The general concept is that you want to monitor your environment, gathering key security information that can either identify typical attack patterns as they are happening (yes, a SIEM-like capability), or more likely searching for indicators identified via intelligence activities.
Collecting All the Security Data
We say “all the security data” a bit tongue-in-cheek, but not too much. We have been saying Monitor Everything almost as long as we have been talking about Reacting Faster, because if you fail to collect data you won’t have an opportunity to get it later. Unfortunately most organizations don’t realize their security data collection leaves huge gaps until the high-priced forensics folks let you know they can’t truly isolate the attack, or the perpetrator, or the malware, or much of anything, because you just don’t have the data.
Most folks only need to learn that lesson once.
So the first order of business is to lay down a collection infrastructure to store all your security data. The good news is that you have likely been collecting security data for quite some time, and your existing investment and infrastructure should be directly useful for dealing with advanced attackers. This means existing log management system may be useful after all. But perhaps not – you might have tools that aren’t at all suited to helping you find advanced attackers in your midst. One step at a time – now let’s delve into the data you need to collect.
- Network Security Devices: Your firewalls and IPS devices generate huge logs of what’s blocked, what’s not, and which rules are effective. You will receive intelligence that typically involves port/protocol/destination combinations or application identifiers for next-generation firewalls, which can identify potential attack traffic.
- Configuration Data: One key area to mine for indicators is the configuration data from your devices. It enables you to look for very specific files and/or configurations that have been identified as indicators of compromise.
- Identity: Similarly information about logins, authentication failures, and other identity-related data is useful for matching against attack profiles from third-party threat intelligence providers.
- NetFlow: This is another data type commonly used in SIEM environments; it provides information on protocols, sources, and destinations for network traffic as it traverses devices.
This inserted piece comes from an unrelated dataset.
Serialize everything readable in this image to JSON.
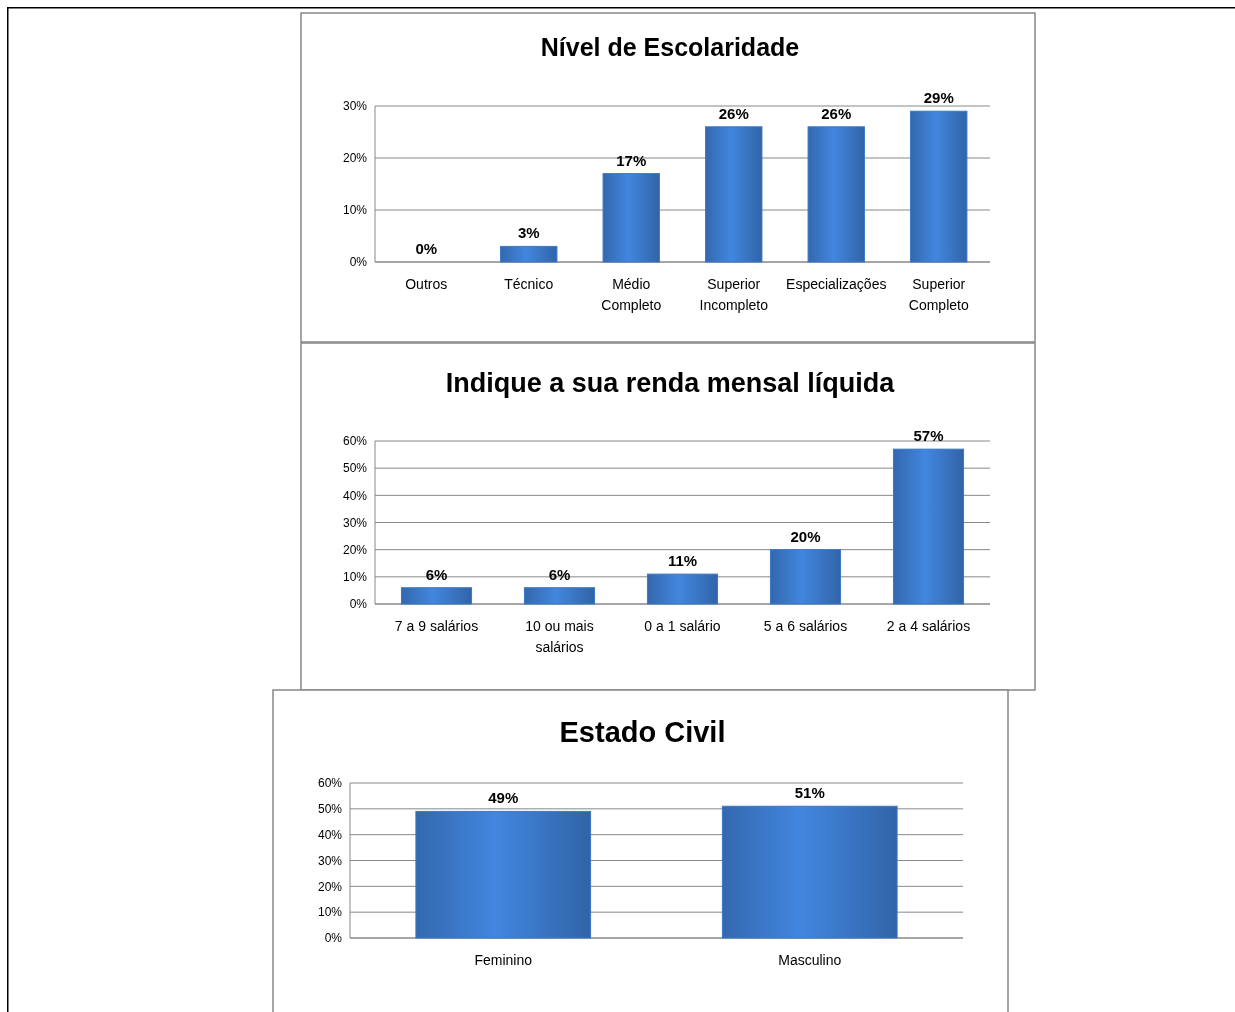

NetFlow records are similar to firewall logs but far smaller, making them more useful for high-speed networks. Flows can identify lateral movement by attackers, as well as large exfiltration file transfers.
- Network Packet Capture: The next frontier for security data collection is actually to capture all network traffic on key segments. Forensics folks have been doing this for years during investigations, but proactive continuous full packet capture – for the inevitable incident responses which haven’t even started yet – is still an early market. For more detail on how full packet capture impacts security operations check out our Network Security Analytics research.
- Application/Database Logs: Application and database logs are generally less relevant, unless they come from standard applications or components likely to be specifically targeted by attackers. But you might be able to discover unusual application and/or database transactions – which might represent bulk data removal, injection attempts, or efforts to attack your critical data.
- Vulnerability Scans: This is another information source with limited value, detailing which devices are vulnerable to specific attacks. They help eliminate devices from your search criteria to streamline search activities.
Of course this isn’t an exhaustive list, and you are likely already capturing much of this data. That’s a good thing, but capturing and analyzing data within the context of a compliance audit is fundamentally different than trying to detect advanced attacker activity.
We are sticking to the CISO view for this series so we won’t dig into the technical nuances of the collection infrastructure. But they must be built on a strong analytical foundation which provides a threat-centric view of the world rather than one a focused on compliance reporting. More advanced organizations may already have a Security Operations Center (SOC) leveraging a SIEM platform for more security-oriented correlation and forensics to pinpoint and investigate attacks. That’s a start, but you will likely require some kind of Big Data thing, which should be clear after we discuss what we need this detection platform to do.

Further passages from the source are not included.